El libro del record guinnes 2005 coloca al Estado Vaticano como el país con la renta per cápita más elevada del planeta, como el país al que más dinero entra. Y es verdad. En un espacio de 44 hectáreas, con una población de unos 900 habitantes y con tanta afluencia turística, no podía ser de otra manera. Lo que no dice el libro es que los religiosos y religiosas, los obispos, cardenales y guardias suizos que allí viven, no se gastan el dinero en bares, viajes de placer o casinos. Tampoco dice que, comparando las dimensiones respecto a otras naciones, es el país del globo terráqueo del que más dinero sale (y no precisamente para inversiones comerciales). A través de instituciones, neta y abiertamente católicas, como Caritas o Ayuda a la iglesia necesitada (AIN) reciben apoyo, en primera persona, millones de seres humanos que padecen hambre y enfermedad.
La carta encíclica de Benedicto XVI, «Dios es amor», en su segunda parte, toca un aspecto que muy a menudo se olvida y que, no obstante, constituye la médula manifiesta, la aplicación práctica, el gesto palpable del mandamiento del amor: es el servicio desinteresado de miles de almas calladas, de corazones generosos, de caracteres fuertes, de consagrados convencidos de su llamado a evidenciar el rostro amante de Dios. Es la dádiva generosa de hombres y mujeres, religiosos y seglares, que un día decidieron inmolarse en la salvación de otras vidas que se abatían en los suburbios paupérrimos de las grandes ciudades y en el olvido aberrante de los países abandonados, en aquellos lugares donde la guerra y la miseria son el pan diario. Hombres y mujeres que, como cualquier ser humano, hubiesen preferido envejecer entre los suyos, disfrutando de las ventajas de una vida más o menos estable, pero que respondieron sin contestar a su vocación.

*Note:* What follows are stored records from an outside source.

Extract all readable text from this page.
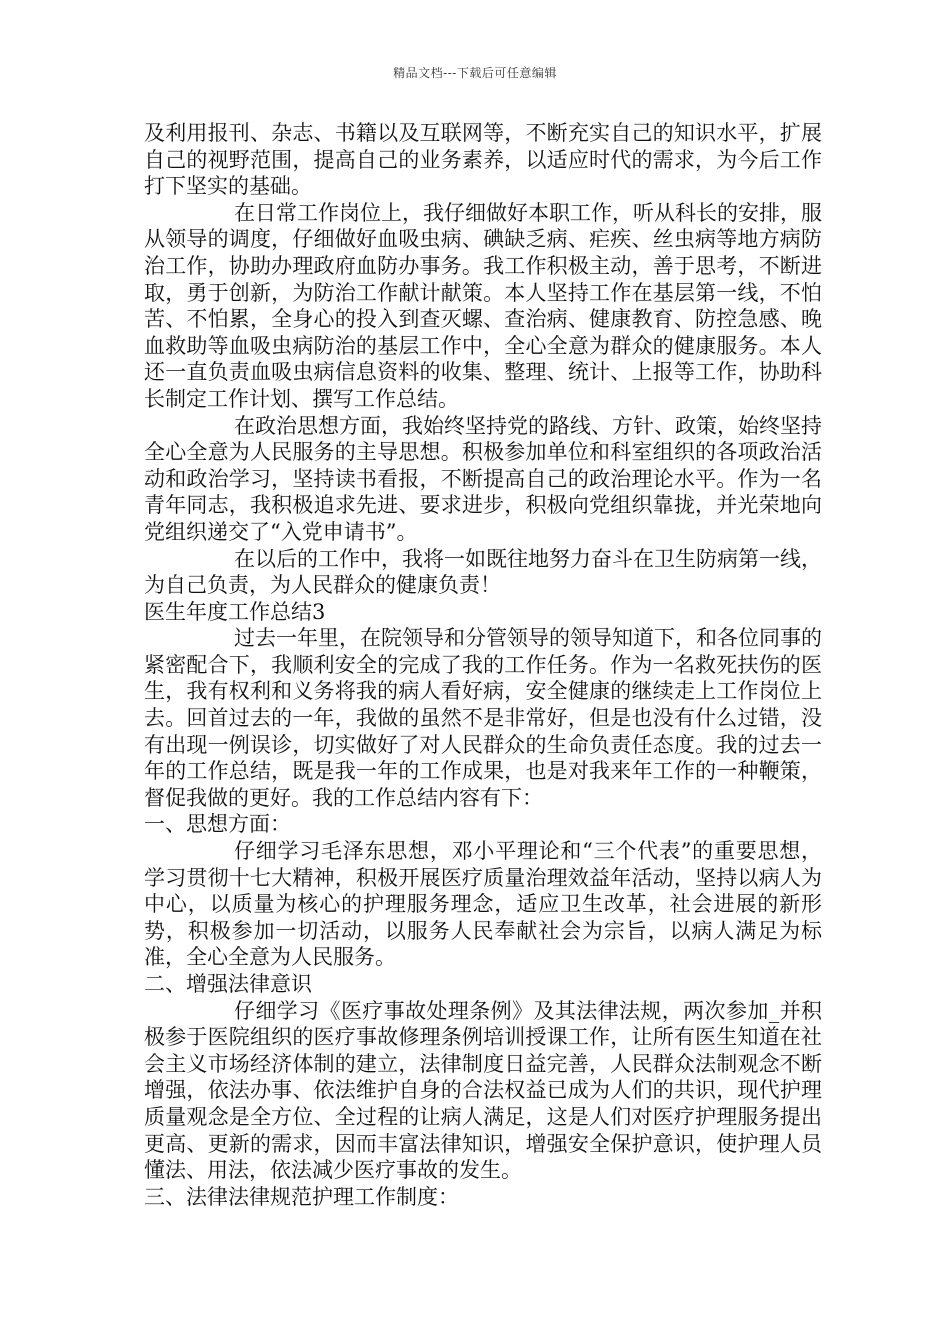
精品文档---下载后可任意编辑

及利用报刊、杂志、书籍以及互联网等，不断充实自己的知识水平，扩展自己的视野范围，提高自己的业务素养，以适应时代的需求，为今后工作打下坚实的基础。

在日常工作岗位上，我仔细做好本职工作，听从科长的安排，服从领导的调度，仔细做好血吸虫病、碘缺乏病、疟疾、丝虫病等地方病防治工作，协助办理政府血防办事务。我工作积极主动，善于思考，不断进取，勇于创新，为防治工作献计献策。本人坚持工作在基层第一线，不怕苦、不怕累，全身心的投入到查灭螺、查治病、健康教育、防控急感、晚血救助等血吸虫病防治的基层工作中，全心全意为群众的健康服务。本人还一直负责血吸虫病信息资料的收集、整理、统计、上报等工作，协助科长制定工作计划、撰写工作总结。

在政治思想方面，我始终坚持党的路线、方针、政策，始终坚持全心全意为人民服务的主导思想。积极参加单位和科室组织的各项政治活动和政治学习，坚持读书看报，不断提高自己的政治理论水平。作为一名青年同志，我积极追求先进、要求进步，积极向党组织靠拢，并光荣地向党组织递交了“入党申请书”。

在以后的工作中，我将一如既往地努力奋斗在卫生防病第一线，为自己负责，为人民群众的健康负责！

医生年度工作总结3

过去一年里，在院领导和分管领导的领导知道下，和各位同事的紧密配合下，我顺利安全的完成了我的工作任务。作为一名救死扶伤的医生，我有权利和义务将我的病人看好病，安全健康的继续走上工作岗位上去。回首过去的一年，我做的虽然不是非常好，但是也没有什么过错，没有出现一例误诊，切实做好了对人民群众的生命负责任态度。我的过去一年的工作总结，既是我一年的工作成果，也是对我来年工作的一种鞭策，督促我做的更好。我的工作总结内容有下：

一、思想方面：

仔细学习毛泽东思想，邓小平理论和“三个代表”的重要思想，学习贯彻十七大精神，积极开展医疗质量治理效益年活动，坚持以病人为中心，以质量为核心的护理服务理念，适应卫生改革，社会进展的新形势，积极参加一切活动，以服务人民奉献社会为宗旨，以病人满足为标准，全心全意为人民服务。

二、增强法律意识

仔细学习《医疗事故处理条例》及其法律法规，两次参加_并积极参于医院组织的医疗事故修理条例培训授课工作，让所有医生知道在社会主义市场经济体制的建立，法律制度日益完善，人民群众法制观念不断增强，依法办事、依法维护自身的合法权益已成为人们的共识，现代护理质量观念是全方位、全过程的让病人满足，这是人们对医疗护理服务提出更高、更新的需求，因而丰富法律知识，增强安全保护意识，使护理人员懂法、用法，依法减少医疗事故的发生。

三、法律法律规范护理工作制度：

Han ofrecido su vida para revelar el amor de Dios. Sin ellos el mundo se colapsaría en una hecatombe de necesidades que sólo a través de su labor silenciosa que es, a fin de cuentas, la de la Iglesia, se logran cubrir. Son centinelas del llanto ajeno. Si mañana desertaran de su misión, la noche se proyectaría sobre el mundo. Como dijo un joven escritor español: «Seguimos vivos porque el fuego que los enardece no declina su llama».
Lo que no compra el dinero: la paz, el saberse queridos y valorados por alguien, por los hombres y mujeres, religiosos y seglares católicos que mueren dando la vida desinteresadamente por el prójimo, lo regala el amor. «Dad gratis lo que gratis recibisteis», y así lo hacen. Más del 80% de los enfermos terminales por causa del SIDA mueren amparados por el amor y la paciencia de su compañía. Más del 60% de los desheredados del mundo viven ayudados por el amor de estos centinelas de la caridad. En sociedades y culturas ajenas, en condiciones difíciles, con padecimientos arduos… allí están. Esa es la otra cara del amor. La que muchos no quieren ver y la otros sí reconocemos. El fuego milenario del mandamiento nuevo arde en las almas, en los corazones de esos lazarillos del prójimo, de esos que ven en el pobre, en el oprimido, en el abandonado, en el enfermo y los desheredados a un verdaderos hermanos a quienes dan lo fundamental: su amor, el afecto, su vida.. Con razón dice el Papa en el número 25 b de su carta encíclica: «La iglesia es la familia de Dios en el mundo. En esta familia no debe haber nadie que sufra por falta de lo necesario», y esto no se nos puede olvidar.